In questo luogo, già abitato in età preistorica e poi in quella etrusca e romana (come testimoniano alcuni rinvenimenti a carattere archeologico), venne costruita, tra Cinque e Seicento, una casa da signore a pianta rettangolare. La fronte, rivolta verso occidente, presenta cinque assi di finestre architravate doriche al primo piano, mentre il piano terreno è contraddistinto da un portale centinato mediano, perimetrato da una raggiera di conci schiacciati e terminanti a fiamma estradossale in corrispondenza del concio in chiave d’arco; di lato si aprono quattro finestrelle rettangolari. L’ampia superficie intonacata era conclusa da un bugnato liscio a vista in corrispondenza dei pilastri d’angolata. Purtroppo i più recenti ampliamenti, risalenti a quando l’edificio è stato declassato a casa colonica (tettoia antistante, sopraelevazione di un piano), hanno in parte alterato l’originaria configurazione.
Il prospetto settentrionale ha due assi di finestre analoghe, mentre quello meridionale è contraddistinto da una loggia a tre luci (ora parzialmente tamponata), la cui copertura, in origine, poggiava su quattro colonne doriche in arenaria e su mensole, parimenti in pietra. Sotto la loggia si apre un secondo portale simile al precedente.
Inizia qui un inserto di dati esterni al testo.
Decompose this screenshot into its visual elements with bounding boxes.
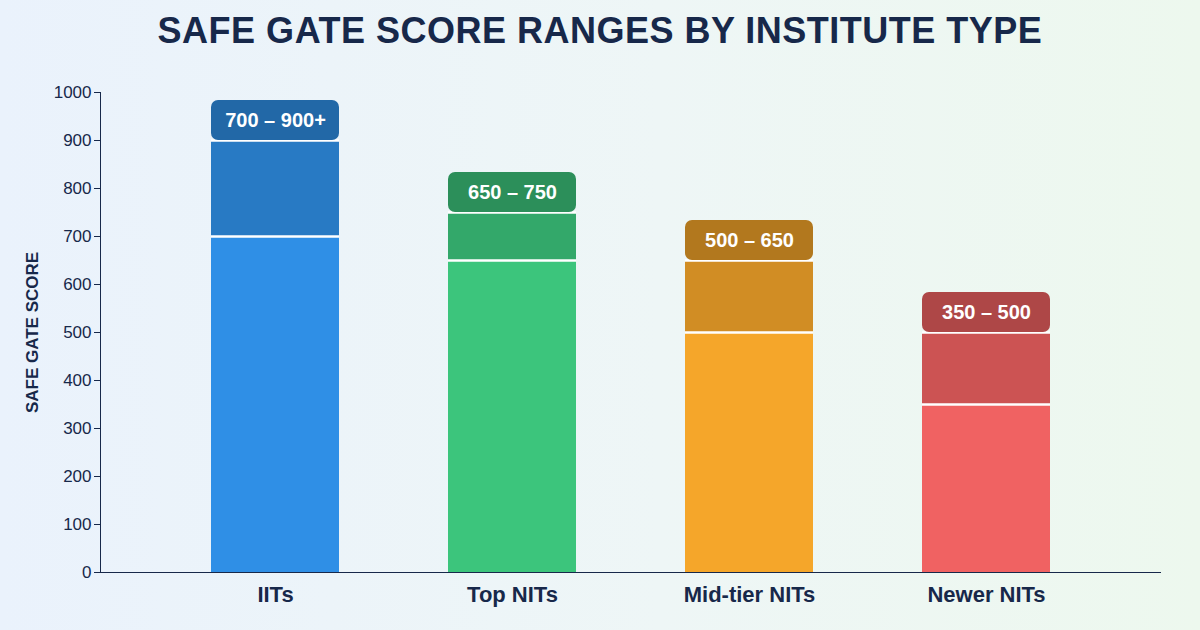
svg-text:700: 700 [63,227,91,246]
svg-text:600: 600 [63,275,91,294]
html-text:SAFE GATE SCORE RANGES BY INST: SAFE GATE SCORE RANGES BY INSTITUTE TYPE [157,10,1043,51]
svg-text:Mid-tier NITs: Mid-tier NITs [684,582,816,607]
svg-text:IITs: IITs [257,582,293,607]
svg-text:400: 400 [63,371,91,390]
svg-text:1000: 1000 [54,83,92,102]
svg-text:SAFE GATE SCORE: SAFE GATE SCORE [23,252,42,413]
svg-text:Newer NITs: Newer NITs [927,582,1045,607]
svg-text:700 – 900+: 700 – 900+ [225,109,326,131]
svg-text:0: 0 [82,563,91,582]
svg-text:200: 200 [63,467,91,486]
svg-text:Top NITs: Top NITs [467,582,558,607]
svg-text:650 – 750: 650 – 750 [468,181,557,203]
svg-text:300: 300 [63,419,91,438]
svg-text:500: 500 [63,323,91,342]
svg-text:900: 900 [63,131,91,150]
svg-text:350 – 500: 350 – 500 [942,301,1031,323]
svg-text:100: 100 [63,515,91,534]
svg-text:800: 800 [63,179,91,198]
svg-text:500 – 650: 500 – 650 [705,229,794,251]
Internamente, la sala d’ingresso conserva tuttora un bel camino in pietra, la cui trabeazione poggia su mensole a volute ed è impreziosita, nel fregio, da uno stemma nobiliare a bassorilievo, entro una ghirlanda di foglie e nastri svolazzanti; le modanature del cornicione si ripetono negli eleganti ma sobri portali.
L’edificio fu dei conti Guinigi, quindi delle famiglie Rodi e Pampaloni di Castiglion Fibocchi, infine, dal 1966 appartiene alla famiglia Giangeri.